READ: Learn how to integrate social proof throughout your digital presence in our article How to Get More From Your Online Reviews.

 

6. Clarify Your Location

Imagine you’re a healthcare consumer looking for a specific service in your geographical area. Can you imagine the frustration of being unable to locate a provider you’re interested in? You’re looking at a provider’s website, ready to book, but can’t determine their exact location. Or the ad said one location, but the landing page lists a different location. It seems simple, but far too many healthcare organizations overlook this fundamental question: do patients know where you’re located?

Make sure each of your locations is clearly listed on your website and landing pages. For each location, enumerate with no uncertainty the doctors, services, and scheduling locations available at each location. Ambiguity is your enemy here.

 

7. Make Text Skimmable

As much as we consider ourselves readers here at Cardinal, we get it: people just don’t want to read. They want to find the information they need quickly and efficiently. What we’re talking about is readability, an essential part of CRO.

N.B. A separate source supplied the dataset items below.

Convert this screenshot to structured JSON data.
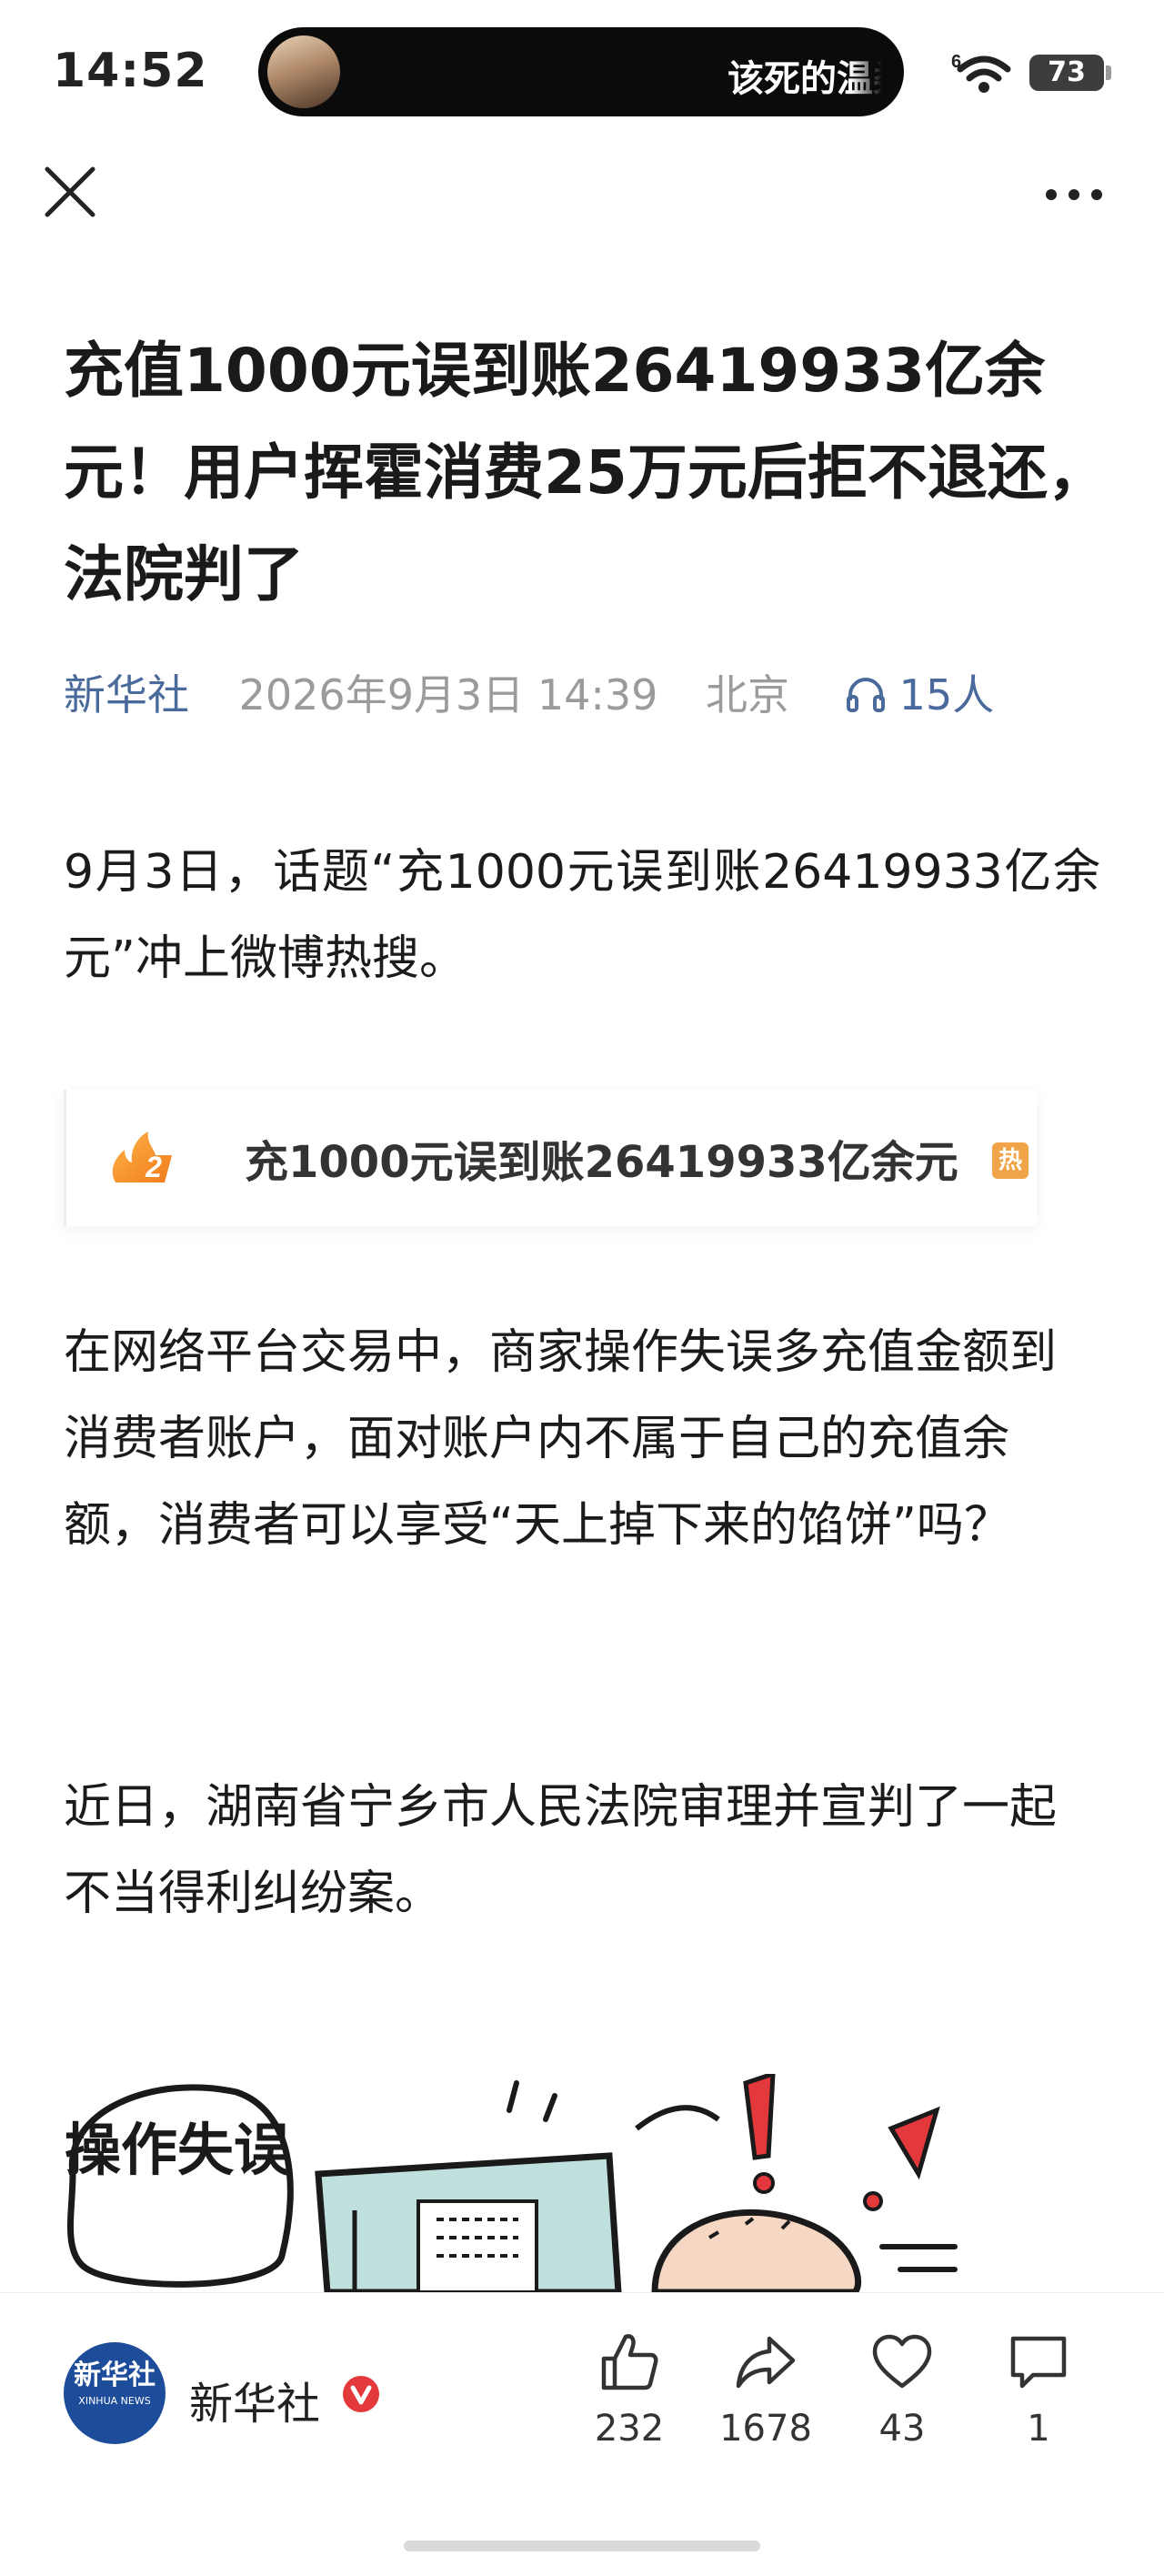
{
  "status_bar": {
    "time": "14:52",
    "island_text": "该死的温柔",
    "network_label": "6",
    "battery": "73",
    "icons": [
      "wifi-icon",
      "battery-icon"
    ]
  },
  "nav": {
    "close_icon": "close-icon",
    "more_icon": "more-icon"
  },
  "article": {
    "title": "充值1000元误到账26419933亿余元！用户挥霍消费25万元后拒不退还，法院判了",
    "source": "新华社",
    "datetime": "2026年9月3日 14:39",
    "location": "北京",
    "listeners": "15人",
    "paragraphs": [
      "9月3日，话题“充1000元误到账26419933亿余元”冲上微博热搜。",
      "在网络平台交易中，商家操作失误多充值金额到消费者账户，面对账户内不属于自己的充值余额，消费者可以享受“天上掉下来的馅饼”吗？",
      "近日，湖南省宁乡市人民法院审理并宣判了一起不当得利纠纷案。"
    ],
    "hot_search": {
      "rank": "2",
      "title": "充1000元误到账26419933亿余元",
      "badge": "热"
    },
    "illustration_text": "操作失误"
  },
  "bottom_bar": {
    "author_name": "新华社",
    "author_avatar_text": "新华社",
    "author_avatar_sub": "XINHUA NEWS",
    "likes": "232",
    "shares": "1678",
    "favorites": "43",
    "comments": "1"
  },
  "colors": {
    "source_blue": "#4a6a9c",
    "meta_gray": "#9b9b9b",
    "hot_orange": "#f0a347",
    "verified_red": "#e4393c"
  }
}
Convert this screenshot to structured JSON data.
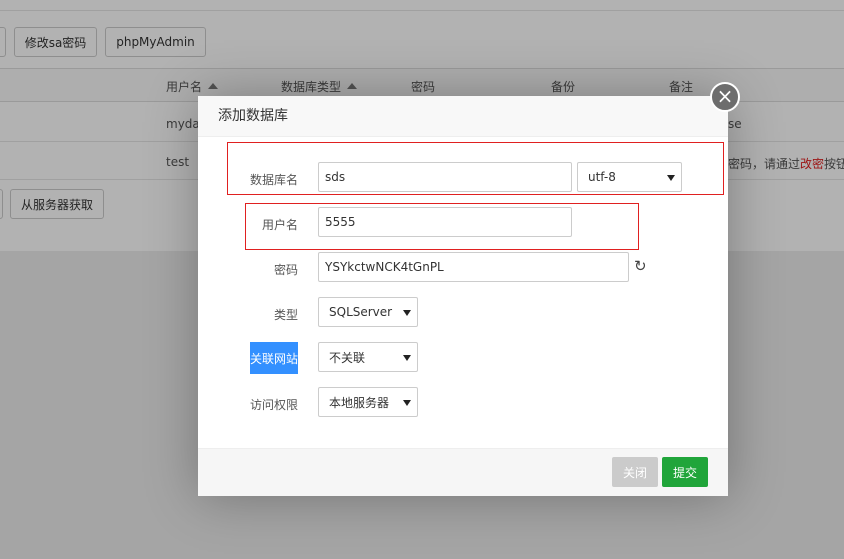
{
  "background": {
    "toolbar": {
      "change_sa_password": "修改sa密码",
      "phpmyadmin": "phpMyAdmin"
    },
    "table": {
      "headers": [
        "用户名",
        "数据库类型",
        "密码",
        "备份",
        "备注"
      ],
      "rows": [
        {
          "username": "myda",
          "note": "se"
        },
        {
          "username": "test",
          "note_prefix": "密码，请通过",
          "note_link": "改密",
          "note_suffix": "按钮"
        }
      ]
    },
    "fetch_from_server": "从服务器获取"
  },
  "dialog": {
    "title": "添加数据库",
    "fields": {
      "db_name": {
        "label": "数据库名",
        "value": "sds",
        "charset": "utf-8"
      },
      "username": {
        "label": "用户名",
        "value": "5555"
      },
      "password": {
        "label": "密码",
        "value": "YSYkctwNCK4tGnPL"
      },
      "type": {
        "label": "类型",
        "value": "SQLServer"
      },
      "linked_site": {
        "label": "关联网站",
        "value": "不关联"
      },
      "access": {
        "label": "访问权限",
        "value": "本地服务器"
      }
    },
    "buttons": {
      "close": "关闭",
      "submit": "提交"
    },
    "close_glyph": "×",
    "refresh_glyph": "↻"
  },
  "colors": {
    "submit_green": "#20a53a",
    "close_gray": "#cbcbcb",
    "highlight_blue": "#3390ff",
    "annotation_red": "#e02020"
  }
}
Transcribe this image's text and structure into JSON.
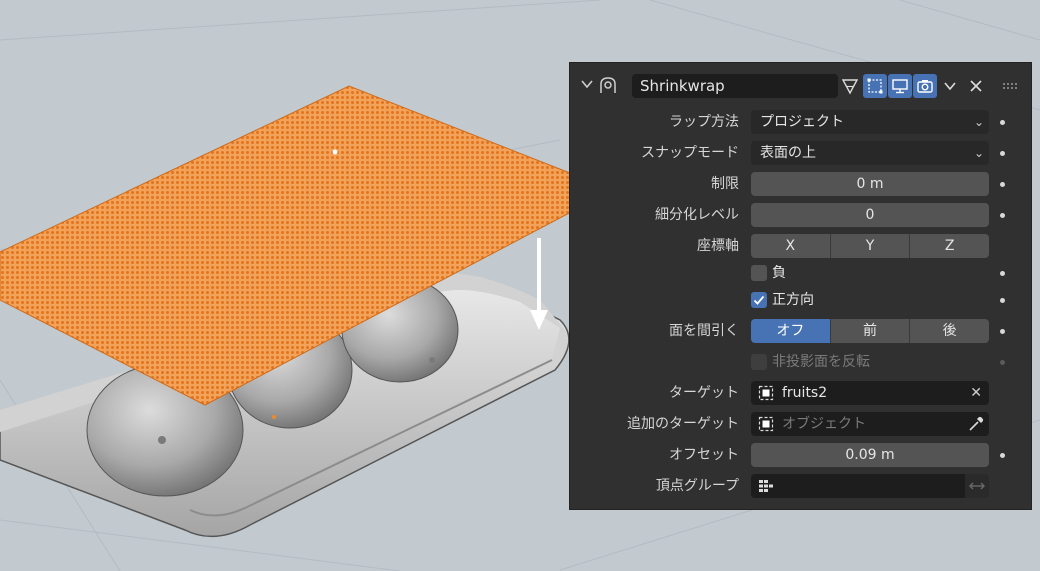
{
  "modifier": {
    "name": "Shrinkwrap"
  },
  "labels": {
    "wrap_method": "ラップ方法",
    "snap_mode": "スナップモード",
    "limit": "制限",
    "subdiv_levels": "細分化レベル",
    "axis": "座標軸",
    "cull_faces": "面を間引く",
    "target": "ターゲット",
    "aux_target": "追加のターゲット",
    "offset": "オフセット",
    "vertex_group": "頂点グループ"
  },
  "values": {
    "wrap_method": "プロジェクト",
    "snap_mode": "表面の上",
    "limit": "0 m",
    "subdiv_levels": "0",
    "target": "fruits2",
    "aux_target_placeholder": "オブジェクト",
    "offset": "0.09 m",
    "vertex_group": ""
  },
  "axis_buttons": [
    "X",
    "Y",
    "Z"
  ],
  "checkboxes": {
    "negative": {
      "label": "負",
      "checked": false
    },
    "positive": {
      "label": "正方向",
      "checked": true
    },
    "invert_cull": {
      "label": "非投影面を反転",
      "checked": false
    }
  },
  "cull_buttons": [
    "オフ",
    "前",
    "後"
  ],
  "cull_active": "オフ",
  "colors": {
    "accent": "#4772b3",
    "panel": "#303030",
    "mesh": "#f08a2c",
    "viewport_bg": "#c2c9cf"
  }
}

Think about it: a healthcare consumer has a pressing need (surgery, consultation, etc.). They click an ad through to a landing page. Are they going to spend thirty minutes reading each and every word? Not likely. They’ll probably spend 30 seconds, max. To meet this strange balance of detail and skimmability, start here:

  • Include rich, comprehensive detail, but do it strategically
  • Break up long blocks of texts with an organized hierarchy of headers, subheads, and bullets
  • Limit titles and headings to eight words or less (leaning toward less, where possible)
  • Keep paragraphs tidy (three to four sentences max)
  • Keep bullet points brief (a paragraph-long bullet point is just another paragraph!)
  • Emphasize pull quotes, key statistics, and social proof with distinct web elements
Skimmable Landing Pages for CRO
Ensure that your landing pages are skimmable so healthcare consumers can quickly get the information they need and determine how to take action. 

 

One Last Thing: It Doesn’t Happen Overnight

We get a lot of healthcare clients asking the same questions:

  • My conversion rates suck—how do I improve them?
  • What are easy ways to boost conversions?
  • How do I optimize my website for conversions?

Perfectly valid questions! As this blog post demonstrates, there is no overnight fix. A comprehensive CRO audit alone can take at least thirty days. But it is so worth it. For example, CRO testing for a leading behavioral health client of ours revealed some high-value insights that shortened the funnel from three clicks to one. How’d we do it? We served content dynamically based on the consumer’s location. The result? A 115% increase in CVR and a $67 decrease in CPA.